La "réut" de l'eau, une solution et quelques bémols

Traiter les eaux usées pour les réutiliser: cette solution, longtemps déconsidérée dans des pays comme la France, gagne du terrain avec le manque d'eau. Pour autant, loin de la solution miracle, la "réut" a elle aussi ses limites.

- Recyclage -

Le principe est d'ajouter en sortie de station d'épuration des traitements additionnels permettant d'éliminer les agents pathogènes.

Plutôt que de repartir dans la nature, l'eau est ainsi recyclée, pour irriguer des cultures, nettoyer les voiries, climatiser les villes, ou fournir de l'eau potable.

La "réut", comme disent les industriels du secteur, est assez courante dans l'irrigation agricole en Espagne, Italie, Israël, Texas, Mexique... Elle abreuve aussi en eau potable la capitale de la Namibie depuis les années 1960, et depuis quelques années Singapour ou des villes australiennes.

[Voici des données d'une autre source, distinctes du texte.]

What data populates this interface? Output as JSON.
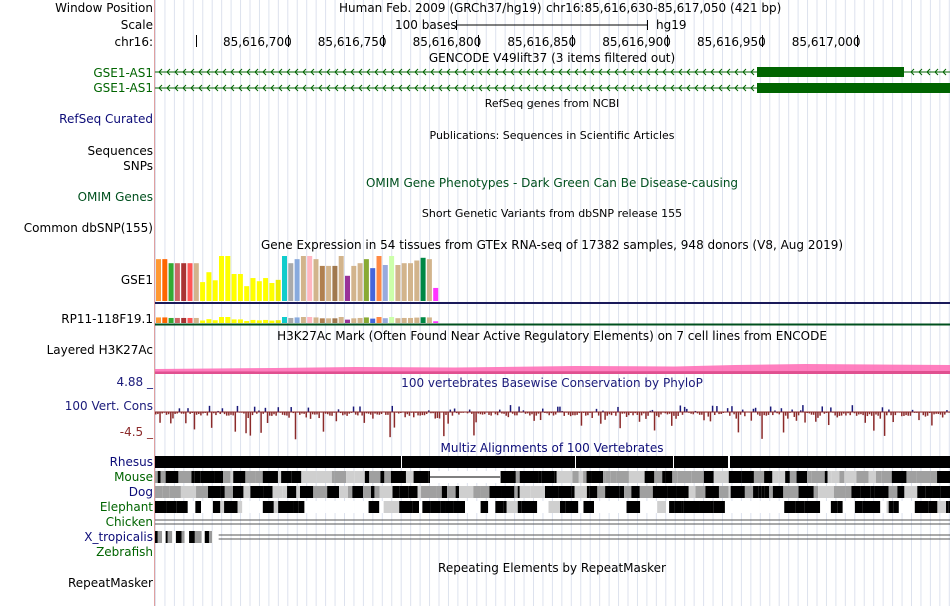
{
  "labels": {
    "window_position": "Window Position",
    "scale": "Scale",
    "chrom": "chr16:",
    "gencode_1": "GSE1-AS1",
    "gencode_2": "GSE1-AS1",
    "refseq": "RefSeq Curated",
    "sequences": "Sequences",
    "snps": "SNPs",
    "omim": "OMIM Genes",
    "dbsnp": "Common dbSNP(155)",
    "gse1": "GSE1",
    "rp11": "RP11-118F19.1",
    "h3k27ac": "Layered H3K27Ac",
    "cons_max": "4.88 _",
    "cons": "100 Vert. Cons",
    "cons_min": "-4.5 _"
  },
  "species": [
    "Rhesus",
    "Mouse",
    "Dog",
    "Elephant",
    "Chicken",
    "X_tropicalis",
    "Zebrafish"
  ],
  "repeat_label": "RepeatMasker",
  "header": {
    "assembly": "Human Feb. 2009 (GRCh37/hg19)",
    "position": "chr16:85,616,630-85,617,050 (421 bp)",
    "scale_text": "100 bases",
    "scale_db": "hg19"
  },
  "ruler_ticks": [
    "85,616,700",
    "85,616,750",
    "85,616,800",
    "85,616,850",
    "85,616,900",
    "85,616,950",
    "85,617,000"
  ],
  "track_titles": {
    "gencode": "GENCODE V49lift37 (3 items filtered out)",
    "refseq": "RefSeq genes from NCBI",
    "publications": "Publications: Sequences in Scientific Articles",
    "omim": "OMIM Gene Phenotypes - Dark Green Can Be Disease-causing",
    "dbsnp": "Short Genetic Variants from dbSNP release 155",
    "gtex": "Gene Expression in 54 tissues from GTEx RNA-seq of 17382 samples, 948 donors (V8, Aug 2019)",
    "h3k27ac": "H3K27Ac Mark (Often Found Near Active Regulatory Elements) on 7 cell lines from ENCODE",
    "phylop": "100 vertebrates Basewise Conservation by PhyloP",
    "multiz": "Multiz Alignments of 100 Vertebrates",
    "repeatmasker": "Repeating Elements by RepeatMasker"
  },
  "colors": {
    "gencode_green": "#006400",
    "refseq_blue": "#0c0c78",
    "omim_green": "#00501e",
    "species_blue": "#0c0c78",
    "species_green": "#006400",
    "phylop_blue": "#1a1a7a",
    "phylop_red": "#8b2a2a",
    "h3k27ac_pink": "#ff69b4"
  },
  "gtex_bars": [
    {
      "color": "#ff9933",
      "level": 0.93
    },
    {
      "color": "#ff6600",
      "level": 0.93
    },
    {
      "color": "#33aa33",
      "level": 0.84
    },
    {
      "color": "#cc6666",
      "level": 0.84
    },
    {
      "color": "#aa3333",
      "level": 0.84
    },
    {
      "color": "#ff5555",
      "level": 0.84
    },
    {
      "color": "#d2b48c",
      "level": 0.84
    },
    {
      "color": "#ffff00",
      "level": 0.42
    },
    {
      "color": "#ffff00",
      "level": 0.64
    },
    {
      "color": "#ffff00",
      "level": 0.46
    },
    {
      "color": "#ffff00",
      "level": 1.0
    },
    {
      "color": "#ffff00",
      "level": 1.0
    },
    {
      "color": "#ffff00",
      "level": 0.6
    },
    {
      "color": "#ffff00",
      "level": 0.6
    },
    {
      "color": "#ffff00",
      "level": 0.33
    },
    {
      "color": "#ffff00",
      "level": 0.51
    },
    {
      "color": "#ffff00",
      "level": 0.44
    },
    {
      "color": "#ffff00",
      "level": 0.51
    },
    {
      "color": "#ffff00",
      "level": 0.4
    },
    {
      "color": "#eeee00",
      "level": 0.47
    },
    {
      "color": "#11cccc",
      "level": 1.0
    },
    {
      "color": "#aaaaaa",
      "level": 0.84
    },
    {
      "color": "#88aadd",
      "level": 0.93
    },
    {
      "color": "#d2b48c",
      "level": 1.0
    },
    {
      "color": "#ffb6c1",
      "level": 1.0
    },
    {
      "color": "#d2b48c",
      "level": 0.93
    },
    {
      "color": "#b08050",
      "level": 0.78
    },
    {
      "color": "#d2b48c",
      "level": 0.78
    },
    {
      "color": "#a0784e",
      "level": 0.78
    },
    {
      "color": "#d2b48c",
      "level": 1.0
    },
    {
      "color": "#993399",
      "level": 0.56
    },
    {
      "color": "#d2b48c",
      "level": 0.78
    },
    {
      "color": "#d2b48c",
      "level": 0.84
    },
    {
      "color": "#88aa33",
      "level": 0.93
    },
    {
      "color": "#4466dd",
      "level": 0.73
    },
    {
      "color": "#ff8844",
      "level": 1.0
    },
    {
      "color": "#99aadd",
      "level": 0.8
    },
    {
      "color": "#ccffaa",
      "level": 1.0
    },
    {
      "color": "#d2b48c",
      "level": 0.8
    },
    {
      "color": "#d2b48c",
      "level": 0.84
    },
    {
      "color": "#d2b48c",
      "level": 0.84
    },
    {
      "color": "#d2b48c",
      "level": 0.9
    },
    {
      "color": "#008844",
      "level": 0.96
    },
    {
      "color": "#d2b48c",
      "level": 0.93
    },
    {
      "color": "#ff33ff",
      "level": 0.29
    }
  ]
}
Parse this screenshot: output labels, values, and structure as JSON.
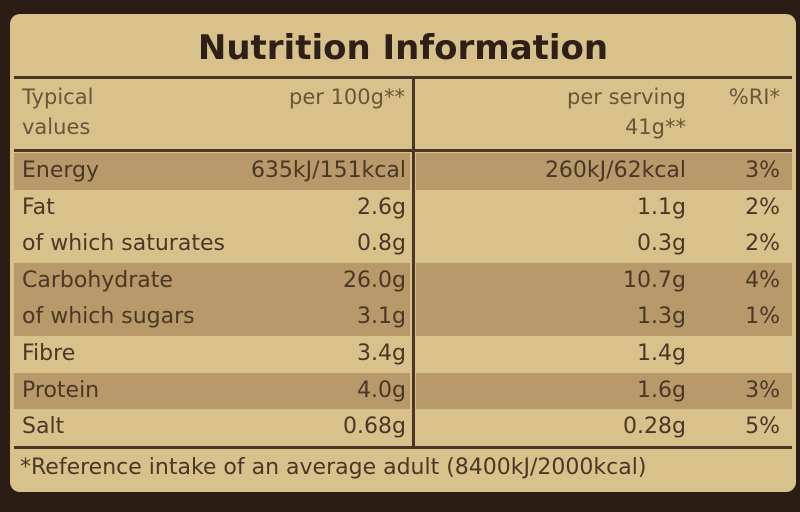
{
  "title": "Nutrition Information",
  "header": {
    "typical": "Typical values",
    "per100": "per 100g**",
    "serving": "per serving 41g**",
    "ri": "%RI*"
  },
  "rows": [
    {
      "name": "Energy",
      "per100": "635kJ/151kcal",
      "serving": "260kJ/62kcal",
      "ri": "3%"
    },
    {
      "name": "Fat",
      "per100": "2.6g",
      "serving": "1.1g",
      "ri": "2%"
    },
    {
      "name": "of which saturates",
      "per100": "0.8g",
      "serving": "0.3g",
      "ri": "2%"
    },
    {
      "name": "Carbohydrate",
      "per100": "26.0g",
      "serving": "10.7g",
      "ri": "4%"
    },
    {
      "name": "of which sugars",
      "per100": "3.1g",
      "serving": "1.3g",
      "ri": "1%"
    },
    {
      "name": "Fibre",
      "per100": "3.4g",
      "serving": "1.4g"
    },
    {
      "name": "Protein",
      "per100": "4.0g",
      "serving": "1.6g",
      "ri": "3%"
    },
    {
      "name": "Salt",
      "per100": "0.68g",
      "serving": "0.28g",
      "ri": "5%"
    }
  ],
  "footnote": "*Reference intake of an average adult (8400kJ/2000kcal)"
}
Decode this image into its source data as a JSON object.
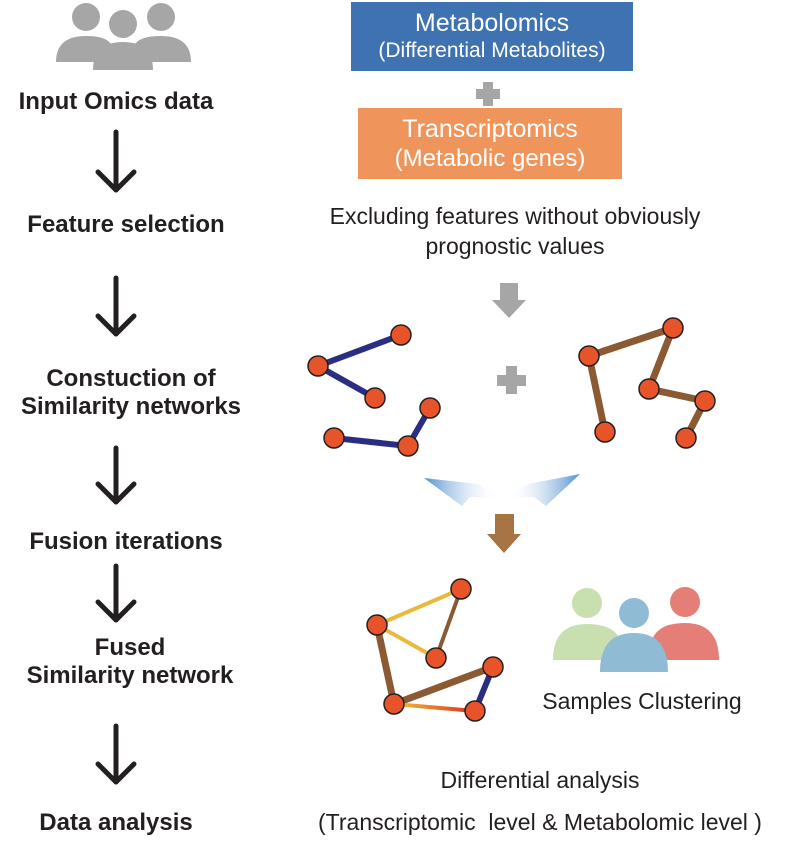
{
  "steps": [
    {
      "label": "Input Omics data"
    },
    {
      "label": "Feature selection"
    },
    {
      "label_line1": "Constuction of",
      "label_line2": "Similarity networks"
    },
    {
      "label": "Fusion iterations"
    },
    {
      "label_line1": "Fused",
      "label_line2": "Similarity network"
    },
    {
      "label": "Data analysis"
    }
  ],
  "boxes": {
    "metabolomics": {
      "title": "Metabolomics",
      "subtitle": "(Differential Metabolites)",
      "color": "#3f72b0"
    },
    "transcriptomics": {
      "title": "Transcriptomics",
      "subtitle": "(Metabolic genes)",
      "color": "#ef945a"
    }
  },
  "feature_selection_text": {
    "line1": "Excluding features without obviously",
    "line2": "prognostic values"
  },
  "clustering_label": "Samples Clustering",
  "analysis_text": {
    "line1": "Differential analysis",
    "line2": "(Transcriptomic  level & Metabolomic level )"
  },
  "colors": {
    "node": "#e8542a",
    "metabolomic_edge": "#2a2e82",
    "transcriptomic_edge": "#8b5a32",
    "gray_arrow": "#a6a6a6",
    "brown_arrow": "#a87443",
    "people_gray": "#a6a6a6",
    "person_green": "#c8dfb0",
    "person_blue": "#8fbcd4",
    "person_red": "#e47e76"
  }
}
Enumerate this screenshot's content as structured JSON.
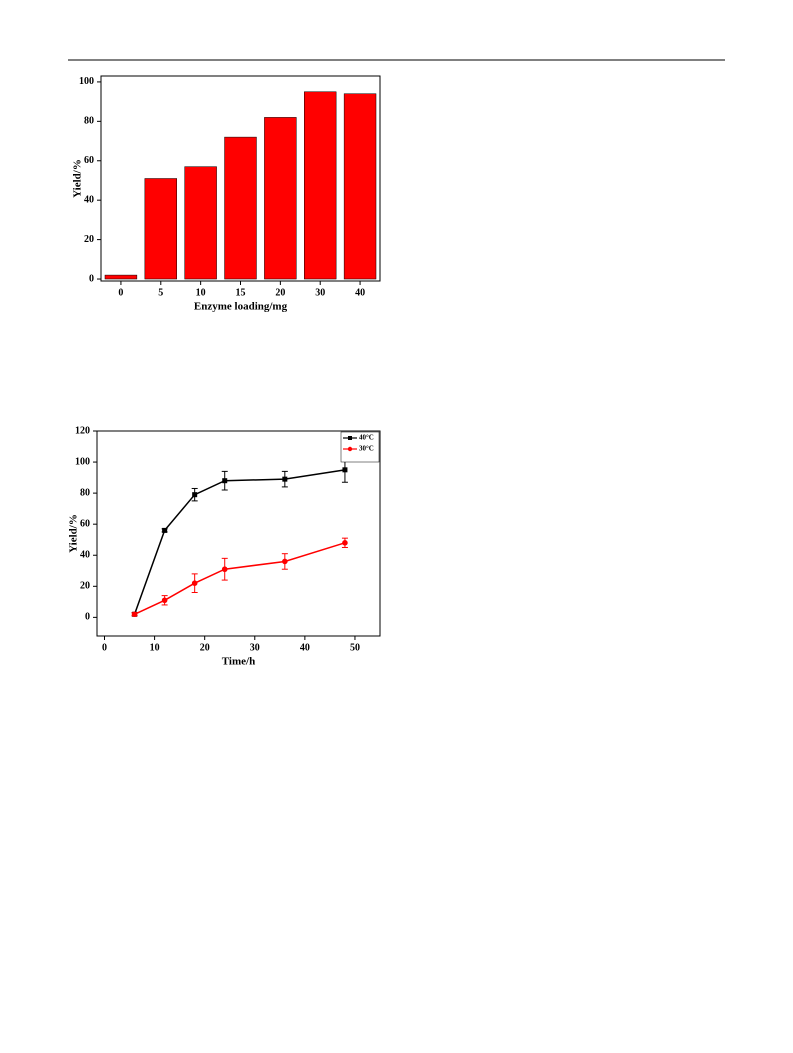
{
  "chart_data": [
    {
      "type": "bar",
      "x_label": "Enzyme loading/mg",
      "y_label": "Yield/%",
      "categories": [
        "0",
        "5",
        "10",
        "15",
        "20",
        "30",
        "40"
      ],
      "values": [
        2,
        51,
        57,
        72,
        82,
        95,
        94
      ],
      "color": "#ff0000",
      "ylim": [
        -1,
        103
      ],
      "yticks": [
        0,
        20,
        40,
        60,
        80,
        100
      ]
    },
    {
      "type": "line",
      "x_label": "Time/h",
      "y_label": "Yield/%",
      "xlim": [
        -1.5,
        55
      ],
      "xticks": [
        0,
        10,
        20,
        30,
        40,
        50
      ],
      "ylim": [
        -12,
        120
      ],
      "yticks": [
        0,
        20,
        40,
        60,
        80,
        100,
        120
      ],
      "legend": "top-right",
      "x": [
        6,
        12,
        18,
        24,
        36,
        48
      ],
      "series": [
        {
          "name": "40°C",
          "color": "#000000",
          "marker": "square",
          "values": [
            2,
            56,
            79,
            88,
            89,
            95
          ],
          "errors": [
            1,
            1,
            4,
            6,
            5,
            8
          ]
        },
        {
          "name": "30°C",
          "color": "#ff0000",
          "marker": "circle",
          "values": [
            2,
            11,
            22,
            31,
            36,
            48
          ],
          "errors": [
            1,
            3,
            6,
            7,
            5,
            3
          ]
        }
      ]
    }
  ]
}
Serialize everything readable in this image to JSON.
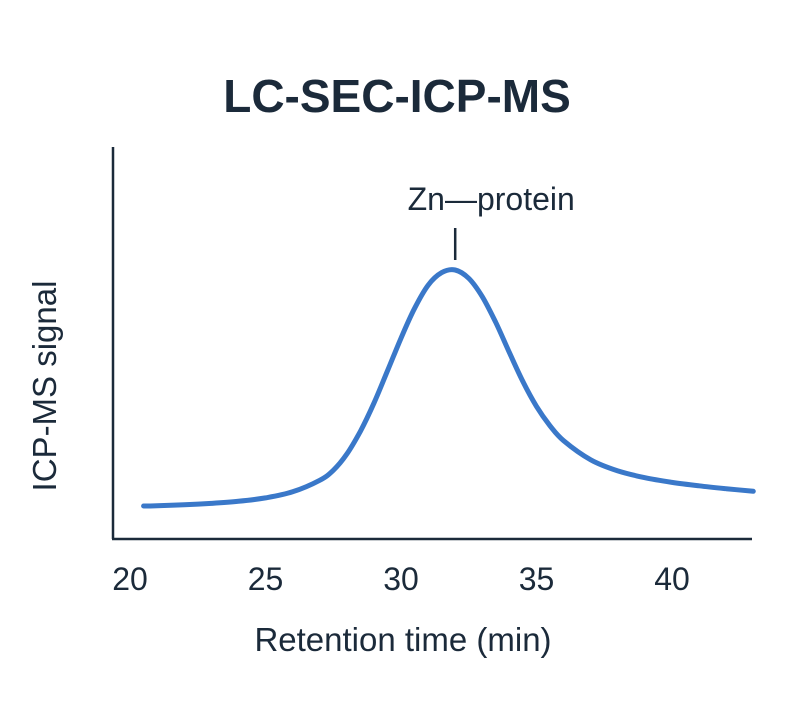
{
  "chart_data": {
    "type": "line",
    "title": "LC-SEC-ICP-MS",
    "xlabel": "Retention time (min)",
    "ylabel": "ICP-MS signal",
    "xlim": [
      20,
      43
    ],
    "ylim": [
      0,
      100
    ],
    "xticks": [
      20,
      25,
      30,
      35,
      40
    ],
    "yticks": [],
    "grid": false,
    "legend": "none",
    "series": [
      {
        "color": "#3a78c9",
        "x": [
          20.5,
          21,
          22,
          23,
          24,
          25,
          26,
          27,
          27.5,
          28,
          28.5,
          29,
          29.5,
          30,
          30.5,
          31,
          31.5,
          32,
          32.5,
          33,
          33.5,
          34,
          34.5,
          35,
          35.5,
          36,
          37,
          38,
          39,
          40,
          41,
          42,
          43
        ],
        "y": [
          1.0,
          1.1,
          1.5,
          2.0,
          2.8,
          4.1,
          6.4,
          10.8,
          14.6,
          20.8,
          29.5,
          40.2,
          52.5,
          65.0,
          76.4,
          85.2,
          90.0,
          91.0,
          87.8,
          80.8,
          70.9,
          59.5,
          48.4,
          39.0,
          31.6,
          25.9,
          18.6,
          14.4,
          11.8,
          10.0,
          8.7,
          7.6,
          6.6
        ]
      }
    ],
    "annotations": [
      {
        "text": "Zn—protein",
        "x": 32,
        "y": 91
      }
    ]
  }
}
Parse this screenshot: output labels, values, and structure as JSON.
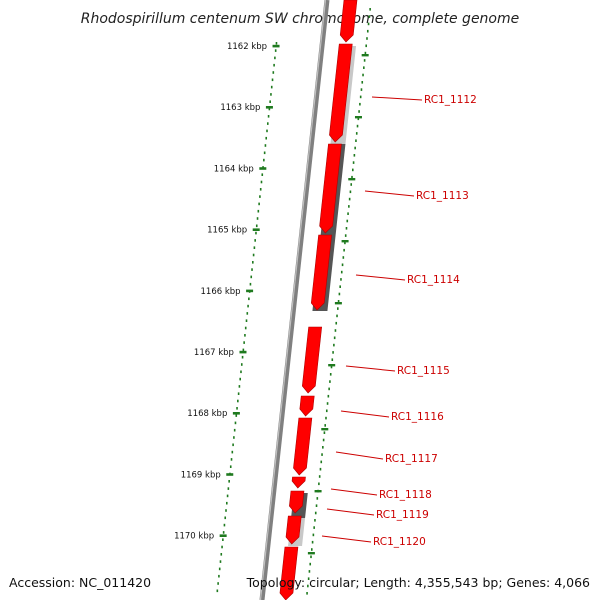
{
  "title": "Rhodospirillum centenum SW chromosome, complete genome",
  "footer": {
    "accession": "Accession: NC_011420",
    "summary": "Topology: circular; Length: 4,355,543 bp; Genes: 4,066"
  },
  "kbp_labels": [
    "1162 kbp",
    "1163 kbp",
    "1164 kbp",
    "1165 kbp",
    "1166 kbp",
    "1167 kbp",
    "1168 kbp",
    "1169 kbp",
    "1170 kbp"
  ],
  "gene_labels": [
    "RC1_1112",
    "RC1_1113",
    "RC1_1114",
    "RC1_1115",
    "RC1_1116",
    "RC1_1117",
    "RC1_1118",
    "RC1_1119",
    "RC1_1120"
  ],
  "colors": {
    "gene_fill": "#ff0000",
    "gene_edge": "#b00000",
    "backbone": "#808080",
    "tick": "#1f7a1f",
    "leader": "#cc0000",
    "gc_dark": "#555555",
    "gc_light": "#c8c8c8"
  }
}
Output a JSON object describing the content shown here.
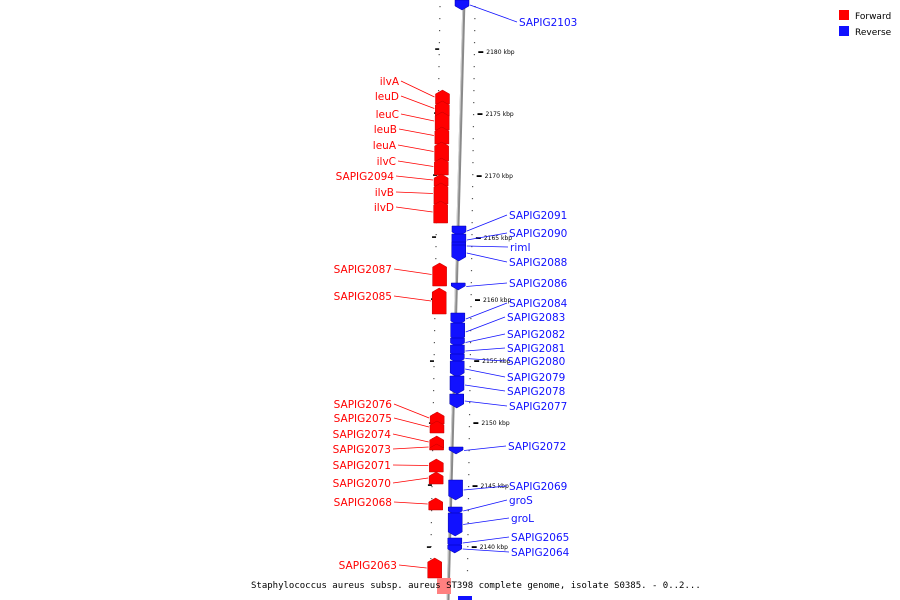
{
  "caption": "Staphylococcus aureus subsp. aureus ST398 complete genome, isolate S0385. - 0..2...",
  "legend": [
    {
      "label": "Forward",
      "color": "#ff0000"
    },
    {
      "label": "Reverse",
      "color": "#1111ff"
    }
  ],
  "scale_ticks": [
    "2180 kbp",
    "2175 kbp",
    "2170 kbp",
    "2165 kbp",
    "2160 kbp",
    "2155 kbp",
    "2150 kbp",
    "2145 kbp",
    "2140 kbp"
  ],
  "forward_genes": [
    "ilvA",
    "leuD",
    "leuC",
    "leuB",
    "leuA",
    "ilvC",
    "SAPIG2094",
    "ilvB",
    "ilvD",
    "SAPIG2087",
    "SAPIG2085",
    "SAPIG2076",
    "SAPIG2075",
    "SAPIG2074",
    "SAPIG2073",
    "SAPIG2071",
    "SAPIG2070",
    "SAPIG2068",
    "SAPIG2063"
  ],
  "reverse_genes": [
    "SAPIG2103",
    "SAPIG2091",
    "SAPIG2090",
    "rimI",
    "SAPIG2088",
    "SAPIG2086",
    "SAPIG2084",
    "SAPIG2083",
    "SAPIG2082",
    "SAPIG2081",
    "SAPIG2080",
    "SAPIG2079",
    "SAPIG2078",
    "SAPIG2077",
    "SAPIG2072",
    "SAPIG2069",
    "groS",
    "groL",
    "SAPIG2065",
    "SAPIG2064"
  ]
}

En revanche en France, moins de 1% des eaux usées sont réutilisées, selon le Cerema (centre d'études sur l'environnement). Le premier projet remonte aux années 1990, porté par des cultivateurs de maïs en Auvergne, puis des golfs s'y sont mis après la canicule de 2003. En ville, c'est une solution notamment pour l'arrosage des espaces verts, étudiée à Narbonne, Montpellier ou Strasbourg.

- Avantages collatéraux -

Pour l'ONU, cette technique fait partie des solutions face aux crises de l'eau. L'idée n'est pas forcément de viser la potabilité: un humain ne boit "que" 4 à 6 litres par jour (eau de cuisson incluse). Mais de recycler pour l'agriculture, l'industrie, le lavage des rues, le refroidissement des centrales électriques...

C'est aussi un levier pour qu'enfin des régions se dotent de systèmes d'assainissement, dont plus de 50% de la population reste privée.

Traiter cette eau pour la réutiliser c'est enfin récupérer les boues produites pour générer du biogaz et extraire les éléments fertilisants (azote, phosphore), ce qui contribuerait à rentabiliser les installations. Selon l'ONU, ce phosphore pourrait combler 20 à 30% de la demande en fertilisants.

- Intérêt croissant -

La France veut accroître le recours à cette option, a dit le gouvernement, sur fond de sécheresse hivernale.

Pour l'association des industriels de l'eau (FP2E), le pays pourrait passer à un taux de réutilisation de 10% (quand l'Italie est à 8%, l'Espagne à 14%), d'abord pour des usages urbains (nettoyage des égouts, voiries, usage interne aux stations d'épuration...).

En 2021 un projet a été lancé pour amener d'ici 2024 de l'eau potable à la Vendée, qui dépend aujourd'hui à 90% des eaux de surface, très sensibles au changement climatique: après des mois d'expérimentation de l'unité d'affinage, chargée de produire une eau "de très haute qualité", l'eau sera rejetée dans une retenue naturelle, puis retraitée et mise à disposition des Vendéens.

Ce ne sera donc pas un usage direct. Mais au moins, pour le climatologue Jean Jouzel, "Vendée Eau et Veolia ont brisé un tabou en lançant ce projet".

La "réut", pour ses promoteurs, est particulièrement utile en zone littorale, où très vite les eaux usées partent à la mer.

- ...et limites -

Mais cela reste cher, et cette option, très encadrée par la réglementation, ne peut se décider qu'au "cas par cas", notent les acteurs: contexte hydrique, proximité de la station d'épuration, et surtout absence d'incidence sur les nappes et cours d'eau environnants.

Car les eaux usées aujourd'hui viennent recharger les cours d'eau. Qu'en sera-t-il demain quand elles iront à d'autres usages?

"Le risque est une perte du débit aval de la rivière et des effets sur la biodiversité", met en garde Bernard Barraqué, directeur de recherches émérite au CNRS, qui note qu'en été la station de Toulouse maintient la Garonne et celle d'Achères la Seine.

La "réut" "est une solution supplémentaire, qui peut réduire le recours à de l'eau potable pour certains usages, mais ce n'est pas la panacée", dit Franco Novelli, expert cycle de l'eau à la FNCCR, qui fédère les collectivités sur les sujets eau et énergie. "Il y a aussi d'autres solutions: désimperméabiliser les sols, gérer les eaux pluviales..." et économiser l'eau.

"Certains acteurs qui détiennent ces technologies voudraient voir ce marché s'étendre. Mais nous voyons aussi qu'en France on consomme trop d'eau, alors qu'on a des leviers pour prélever moins".